There’s no doubt you’ve heard all the perks of eating fish, but how exactly do you incorporate it into your healthy eating plan? The great thing about fish is that there are lots of choices out there so you’re sure to find a species that tantalizes your taste buds. Likewise, there are lots of ways to prepare fish so that you can enjoy a delicious meal that’s also great for your health. Here’s the best way to start eating fish and loving it.
1. Aim for Two Servings per Week
The American Academy of Pediatrics recommends including at least two servings of fish per week in your meal plan. A serving is typically about 3½ ounces, or about ¾ cup cooked. You want to eat a couple of servings each week because fish contains omega-3 fatty acids, which support a healthy heart and brain.
2. Use Healthy Cooking Methods when You Cook Your Fish
Fish can be a really healthy addition to any meal plan, but you have to prepare it correctly for it to stay that way. So instead of frying your fish, try it baked, grilled, roasted or smoked. These preparation methods require far less cooking fat than other types, but preserves the flavor and texture of the fish.
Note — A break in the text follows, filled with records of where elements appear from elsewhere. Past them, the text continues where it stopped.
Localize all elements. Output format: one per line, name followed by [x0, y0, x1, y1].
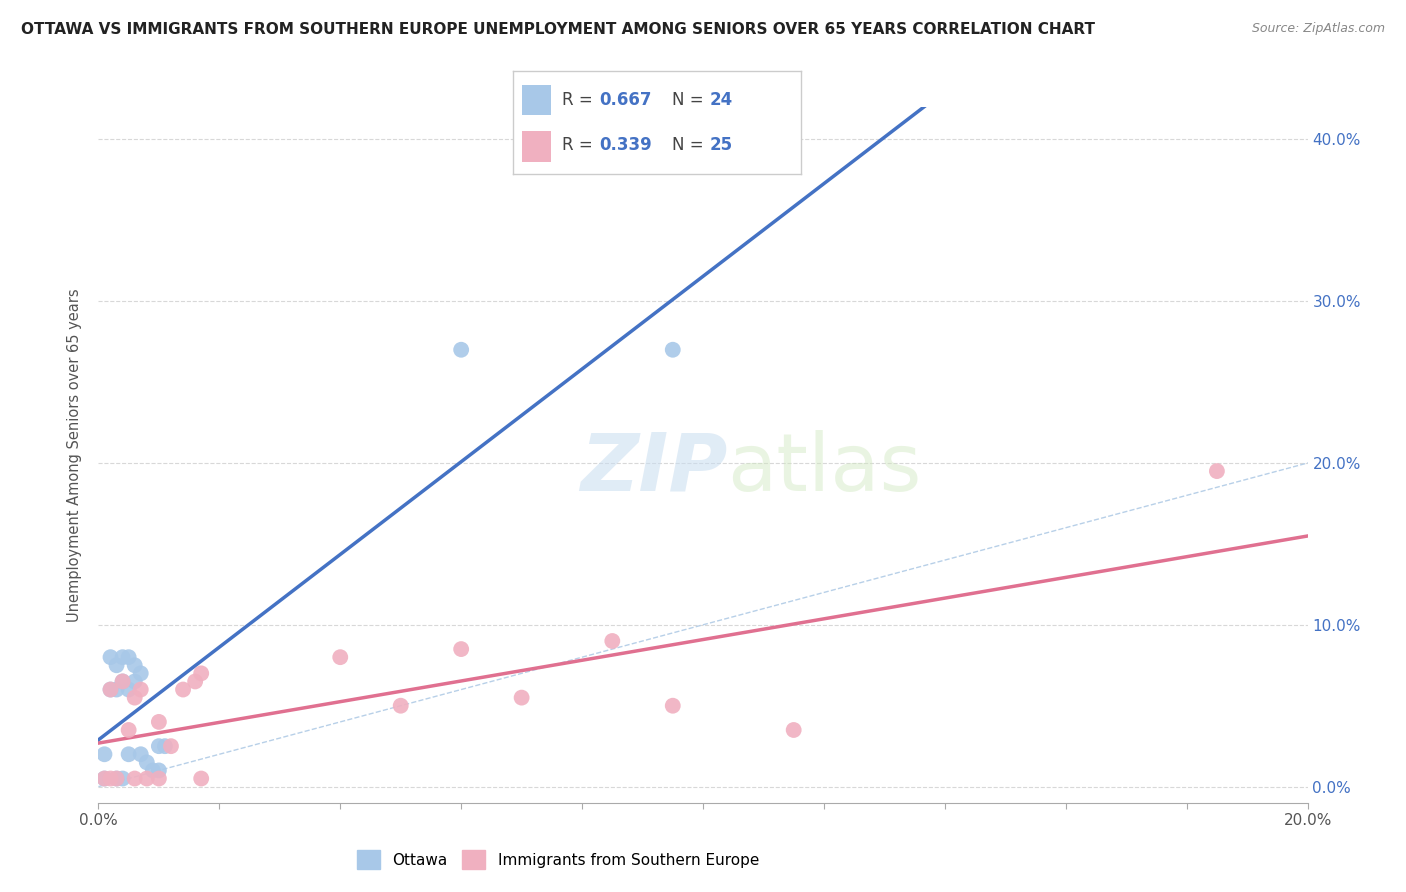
- Point: [111, 650, 134, 665]
- Point: [148, 764, 170, 778]
- Text: Source: ZipAtlas.com: Source: ZipAtlas.com: [1251, 22, 1385, 36]
- Point: [100, 772, 122, 786]
- Point: [93, 772, 115, 786]
- Point: [105, 772, 128, 786]
- Point: [118, 650, 141, 665]
- Point: [510, 690, 533, 705]
- Point: [93, 747, 115, 762]
- Point: [111, 772, 134, 786]
- Point: [105, 682, 128, 697]
- Point: [160, 739, 183, 754]
- Point: [100, 650, 122, 665]
- Point: [450, 642, 472, 657]
- Point: [602, 634, 624, 648]
- Point: [142, 764, 165, 778]
- Point: [148, 739, 170, 754]
- FancyBboxPatch shape: [522, 131, 551, 161]
- Point: [105, 658, 128, 673]
- Text: 25: 25: [709, 136, 733, 154]
- Text: R =: R =: [562, 136, 598, 154]
- Text: ZIP: ZIP: [579, 430, 727, 508]
- Point: [148, 714, 170, 729]
- Point: [93, 772, 115, 786]
- Point: [450, 343, 472, 357]
- Point: [389, 698, 412, 713]
- Point: [184, 674, 207, 689]
- Point: [100, 682, 122, 697]
- Y-axis label: Unemployment Among Seniors over 65 years: Unemployment Among Seniors over 65 years: [67, 288, 83, 622]
- Point: [329, 650, 352, 665]
- Point: [783, 723, 806, 737]
- Text: OTTAWA VS IMMIGRANTS FROM SOUTHERN EUROPE UNEMPLOYMENT AMONG SENIORS OVER 65 YEA: OTTAWA VS IMMIGRANTS FROM SOUTHERN EUROP…: [21, 22, 1095, 37]
- Point: [662, 343, 685, 357]
- Text: 0.667: 0.667: [599, 91, 652, 109]
- Point: [1206, 464, 1229, 478]
- Text: R =: R =: [562, 91, 598, 109]
- Point: [111, 674, 134, 689]
- Point: [190, 666, 212, 681]
- Text: atlas: atlas: [727, 430, 921, 508]
- Point: [153, 739, 176, 754]
- Point: [124, 658, 146, 673]
- Point: [124, 772, 146, 786]
- Point: [100, 682, 122, 697]
- Point: [124, 690, 146, 705]
- Point: [190, 772, 212, 786]
- Text: 0.339: 0.339: [599, 136, 652, 154]
- Point: [129, 666, 152, 681]
- Point: [662, 698, 685, 713]
- Point: [148, 772, 170, 786]
- Point: [172, 682, 194, 697]
- FancyBboxPatch shape: [522, 85, 551, 115]
- Point: [129, 682, 152, 697]
- Point: [135, 756, 157, 770]
- Text: N =: N =: [672, 136, 709, 154]
- Point: [118, 723, 141, 737]
- Legend: Ottawa, Immigrants from Southern Europe: Ottawa, Immigrants from Southern Europe: [350, 845, 765, 875]
- Point: [124, 674, 146, 689]
- Point: [118, 682, 141, 697]
- Point: [105, 772, 128, 786]
- Point: [129, 747, 152, 762]
- Text: N =: N =: [672, 91, 709, 109]
- Point: [118, 747, 141, 762]
- Point: [135, 772, 157, 786]
- Text: 24: 24: [709, 91, 733, 109]
- Point: [111, 674, 134, 689]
3. Choose Fatty Fish for the Most Health Benefits
Fatty versions of fish aren’t necessarily unhealthier than other types, but they do contain more omega-3 fatty acids that the other species. Your best bets are salmon, trout, mackerel, tuna and sardines. Each of them has a pleasant taste that works well with a variety of other ingredients so you’re sure to find something you love if you mix and match.
4. Check the Fish for Freshness before Buying
Frozen fish is generally fine because it was preserved at its peak of freshness. However, if you’re buying fresh fish, it pays to be diligent about safety. Press the fish and make sure the flesh bounces back. Sniff the filet to be sure it’s not spoiled. If the fish has eyes, make sure they are clear and not cloudy. Fish that is past its prime can make you sick so you want to avoid it at all costs.
5. Wild over Farmed?
Wild caught fish, such as salmon, is usually much pricier than the farmed version. However, health experts say that farmed fish is often treated with antibiotics since so many of the fish live in such close quarters. If you can afford the wild version, it’s probably a better choice. If not, farmed fish still has health benefits as long as you aren’t eating it in huge quantities.
6. Use Caution in Children or if You’re Pregnant
Some types of fish are high in mercury and eating them on a regular basis can leave you with too much in your system. This is especially dangerous in small children and pregnant women. In those cases, you should avoid tilefish, shark, king mackerel and swordfish so that you can limit your exposure. Your doctor can also do a quick blood test to determine what your current mercury levels are.
7. What if I Don’t like Fish?
If you simply cannot stomach fish, you still have options. You want the health benefits that fish have to offer and you can sub out the filets for an omega-3 supplement. They are often sold as fish oil capsules and can offer you some of the health perks of fish. Talk to your doctor about the appropriate amount for you.
Do you like fish? What’s your favorite way to eat it?